Nira Cedres1, Daniel Ferreira1, Alejandra Machado1, Sara Shams2,3, Simona Sacuiu4,5,7, Margda Waern4,5,8, Lars-Olof Wahlund1, Anna Zettergren4,5, Silke Kern4,5,7, Ingmar Skoog4,5,7, Eric Westman1,6
  • 1Division of Clinical Geriatrics, Centre for Alzheimer Research, Department of Neurobiology, Care Sciences, and Society, Karolinska Institutet (KI), Stockholm, Sweden
  • 2Department of Clinical Neuroscience, KI, Stockholm, Sweden
  • 3Department of Radiology, Karolinska University Hospital, Stockholm, Sweden
  • 4Centre for Ageing and Health at The University of Gothenburg, Gothenburg, Sweden
  • 5Neuropsychiatric Epidemiology Unit, Department of Psychiatry and Neurochemistry, Institute of Neuroscience and Physiology, Sahlgrenska Academy at The University of Gothenburg, Gothenburg, Sweden
  • 6Department of Neuroimaging, Centre for Neuroimaging Sciences, Institute of Psychiatry, Psychology and Neuroscience, King’s College London, London, UK
  • 7Region Västra Götaland, Sahlgrenska University Hospital, Department of Neuropsychiatry, Gothenburg, Sweden
  • 8Region Västra Götaland, Sahlgrenska University Hospital, Psychosis Department, Gothenburg, Sweden
* Co-senior authors
Received: September 16, 2019Accepted: December 24, 2019Published: January 12, 2020

Copyright: © 2020 Cedres et al.

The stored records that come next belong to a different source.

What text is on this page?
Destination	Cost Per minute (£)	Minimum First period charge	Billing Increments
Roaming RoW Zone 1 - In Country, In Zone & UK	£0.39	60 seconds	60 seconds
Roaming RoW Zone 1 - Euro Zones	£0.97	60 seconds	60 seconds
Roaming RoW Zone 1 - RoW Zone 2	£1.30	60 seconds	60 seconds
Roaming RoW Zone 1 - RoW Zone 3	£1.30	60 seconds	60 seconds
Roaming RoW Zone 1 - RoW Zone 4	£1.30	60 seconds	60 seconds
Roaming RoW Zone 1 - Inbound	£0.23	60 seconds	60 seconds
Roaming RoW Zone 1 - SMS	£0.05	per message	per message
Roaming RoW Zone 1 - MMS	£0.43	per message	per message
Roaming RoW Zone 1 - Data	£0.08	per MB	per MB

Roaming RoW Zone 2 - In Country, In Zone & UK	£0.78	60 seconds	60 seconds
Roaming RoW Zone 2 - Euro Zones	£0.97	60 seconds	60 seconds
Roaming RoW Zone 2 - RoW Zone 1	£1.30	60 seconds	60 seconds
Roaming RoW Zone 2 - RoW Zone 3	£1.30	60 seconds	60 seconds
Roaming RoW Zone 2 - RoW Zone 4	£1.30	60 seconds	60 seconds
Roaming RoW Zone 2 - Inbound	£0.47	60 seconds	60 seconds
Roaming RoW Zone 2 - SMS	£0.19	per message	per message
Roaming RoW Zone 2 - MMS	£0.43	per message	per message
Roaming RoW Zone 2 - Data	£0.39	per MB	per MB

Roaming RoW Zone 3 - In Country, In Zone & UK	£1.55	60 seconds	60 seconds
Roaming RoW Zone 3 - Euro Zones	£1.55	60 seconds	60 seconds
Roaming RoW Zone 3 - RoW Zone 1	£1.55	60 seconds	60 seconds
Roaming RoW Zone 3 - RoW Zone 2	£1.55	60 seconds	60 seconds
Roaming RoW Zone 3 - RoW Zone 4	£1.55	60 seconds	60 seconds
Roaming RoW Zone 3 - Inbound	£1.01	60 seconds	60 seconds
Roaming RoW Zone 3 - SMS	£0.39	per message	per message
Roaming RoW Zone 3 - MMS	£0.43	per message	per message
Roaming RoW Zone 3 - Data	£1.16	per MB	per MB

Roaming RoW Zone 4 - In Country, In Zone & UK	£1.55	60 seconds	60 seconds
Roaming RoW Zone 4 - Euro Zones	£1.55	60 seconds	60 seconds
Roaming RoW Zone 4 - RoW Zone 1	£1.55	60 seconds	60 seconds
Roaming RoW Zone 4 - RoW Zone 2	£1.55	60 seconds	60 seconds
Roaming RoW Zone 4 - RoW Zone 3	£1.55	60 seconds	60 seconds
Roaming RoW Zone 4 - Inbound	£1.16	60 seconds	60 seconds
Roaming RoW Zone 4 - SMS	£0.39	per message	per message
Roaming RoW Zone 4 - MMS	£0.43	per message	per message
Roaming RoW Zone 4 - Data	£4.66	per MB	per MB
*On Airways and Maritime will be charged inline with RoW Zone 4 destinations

This is an open access article distributed under the terms of the Creative Commons Attribution License (CC BY 3.0), which permits unrestricted use, distribution, and reproduction in any medium, provided the original author and source are credited.

Abstract

Different measurements of white matter signal abnormalities (WMSA) are often used across studies, which hinders combination of WMSA data from different cohorts. We investigated associations between three commonly used measurements of WMSA, aiming to further understand the association between them and their potential interchangeability: the Fazekas scale, the lesion segmentation tool (LST), and FreeSurfer. We also aimed at proposing cut-off values for estimating low and high Fazekas scale WMSA burden from LST and FreeSurfer WMSA, to facilitate clinical use and interpretation of LST and FreeSurfer WMSA data. A population-based cohort of 709 individuals (all of them 70 years old, 52% female) was investigated. We found a strong association between LST and FreeSurfer WMSA, and an association of Fazekas scores with both LST and FreeSurfer WMSA. The proposed cut-off values were 0.00496 for LST and 0.00321 for FreeSurfer (Total Intracranial volumes (TIV)-corrected values). This study provides data on the association between Fazekas scores, hyperintense WMSA, and hypointense WMSA in a large population-based cohort. The proposed cut-off values for translating LST and FreeSurfer WMSA estimations to low and high Fazekas scale WMSA burden may facilitate the combination of WMSA measurements from different cohorts that used either a FLAIR or a T1-weigthed sequence.